# BentoML and Production

In this project, we are going to work again with the [Credit Scoring dataset](https://github.com/gastonstat/CreditScoring/) from module 6, but this time we are concerned with sending our machine learning model to production. For that, we are going to pick the XGBoost with optimized parameters found at the end of module 6, and use the [BentoML](https://www.bentoml.com/) package to perform that task.

In [1]:
import pandas as pd
import numpy as np
import seaborn as sns
from matplotlib import pyplot as plt
%matplotlib inline

We are going to load a version of the dataset with all the preprocessing already done.

In [2]:
df = pd.read_csv('../data/CreditScoringClean.csv')

df.head()

Unnamed: 0,status,seniority,home,time,age,marital,records,job,expenses,income,assets,debt,amount,price
0,ok,9,rent,60,30,married,no,freelance,73,129.0,0.0,0.0,800,846
1,ok,17,rent,60,58,widow,no,fixed,48,131.0,0.0,0.0,1000,1658
2,default,10,owner,36,46,married,yes,freelance,90,200.0,3000.0,0.0,2000,2985
3,ok,0,rent,60,24,single,no,fixed,63,182.0,2500.0,0.0,900,1325
4,ok,0,rent,36,26,single,no,fixed,46,107.0,0.0,0.0,310,910


## Data Preparation
The data will be split into train/validation/test in a 60%/20%/20% ratio.

In [3]:
from sklearn.model_selection import train_test_split

df_train_full, df_test = train_test_split(df, test_size=0.2, random_state=11)

print("Size of full set: {}".format(len(df)))
print("Size of train set: {} -> {:0.1f} %".format(len(df_train_full), 100 * len(df_train_full) / len(df)))
print("Size of test set: {} -> {:0.1f} %".format(len(df_test), 100 * len(df_test) / len(df)))

Size of full set: 4454
Size of train set: 3563 -> 80.0 %
Size of test set: 891 -> 20.0 %


In [4]:
from sklearn.feature_extraction import DictVectorizer

# Generating
y_train = (df_train_full.status == 'default').values
y_test = (df_test.status == 'default').values

# Deleting status
del df_train_full['status']
del df_test['status']

# Filling missing values with zeros
dict_train = df_train_full.fillna(0).to_dict(orient='records')
dict_test = df_test.fillna(0).to_dict(orient='records')

# One-hot encoding
dv = DictVectorizer(sparse=False)
X_train = dv.fit_transform(dict_train)
X_test = dv.transform(dict_test)

Now, we train the model and test it on unseen data (the test set):

In [5]:
import xgboost as xgb
from sklearn.metrics import roc_auc_score

dtrain = xgb.DMatrix(X_train, label=y_train)
dtest = xgb.DMatrix(X_test, label=y_test)

xgb_params = {'eta': 0.1,
              'max_depth': 3,
              'min_child_weight': 1,
              'objective': 'binary:logistic',
              'nthread': 8,
              'seed': 1,
              'eval_metric': 'auc'}

model_xgb_final = xgb.train(xgb_params, 
                            dtrain,
                            num_boost_round=180)

y_pred_train = model_xgb_final.predict(dtrain)
y_pred_test = model_xgb_final.predict(dtest)

xgb_score_train = roc_auc_score(y_train, y_pred_train)
xgb_score_test = roc_auc_score(y_test, y_pred_test)

print("ROC AUC Train = {:0.3f}".format(xgb_score_train))
print("ROC AUC Test = {:0.3f}".format(xgb_score_test))

ROC AUC Train = 0.923
ROC AUC Test = 0.833


### BentoML
To send the model to production, we first need to save it.
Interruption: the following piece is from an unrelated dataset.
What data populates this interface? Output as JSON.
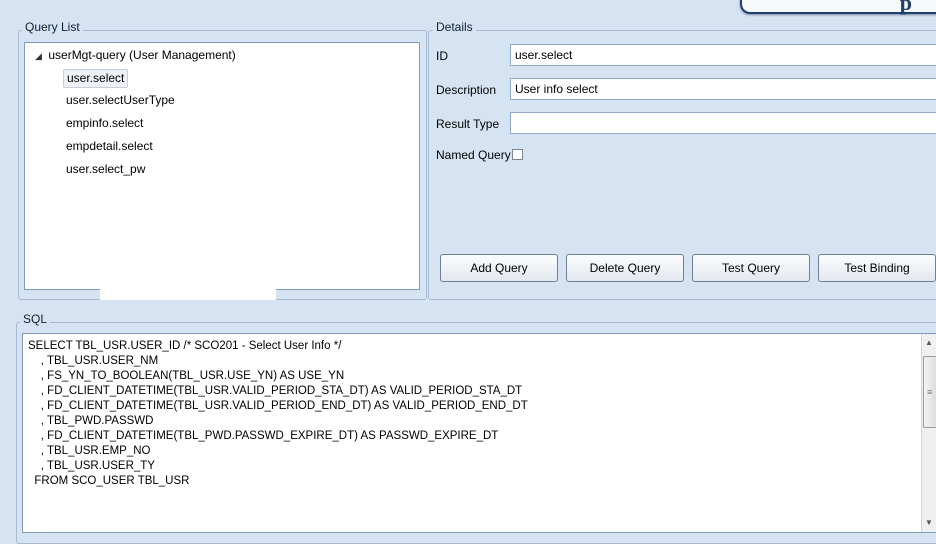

For that, we are going to use BentoML

In [7]:
import bentoml

bentoml.xgboost.save_model("credit_risk_model", model_xgb_final,
                           custom_objects={
                            "DictVectorizer": dv
                           },
                           signatures={
                            "predict": {
                                "batchable": True,
                                "batch_dim": 0
                            }
                           }
                          )

Model(tag="credit_risk_model:7apooicuusfmwqen", path="C:\Users\Filipe\bentoml\models\credit_risk_model\7apooicuusfmwqen\")

It gave us a tag for our model and a path where the model is saved. 

Now, we will get a sample from the test set test in our service.

In [8]:
import json

request = df_test.iloc[0].to_dict()
print(json.dumps(request, indent=2))

{
  "seniority": 3,
  "home": "owner",
  "time": 36,
  "age": 26,
  "marital": "single",
  "records": "no",
  "job": "freelance",
  "expenses": 35,
  "income": 0.0,
  "assets": 60000.0,
  "debt": 3000.0,
  "amount": 800,
  "price": 1000
}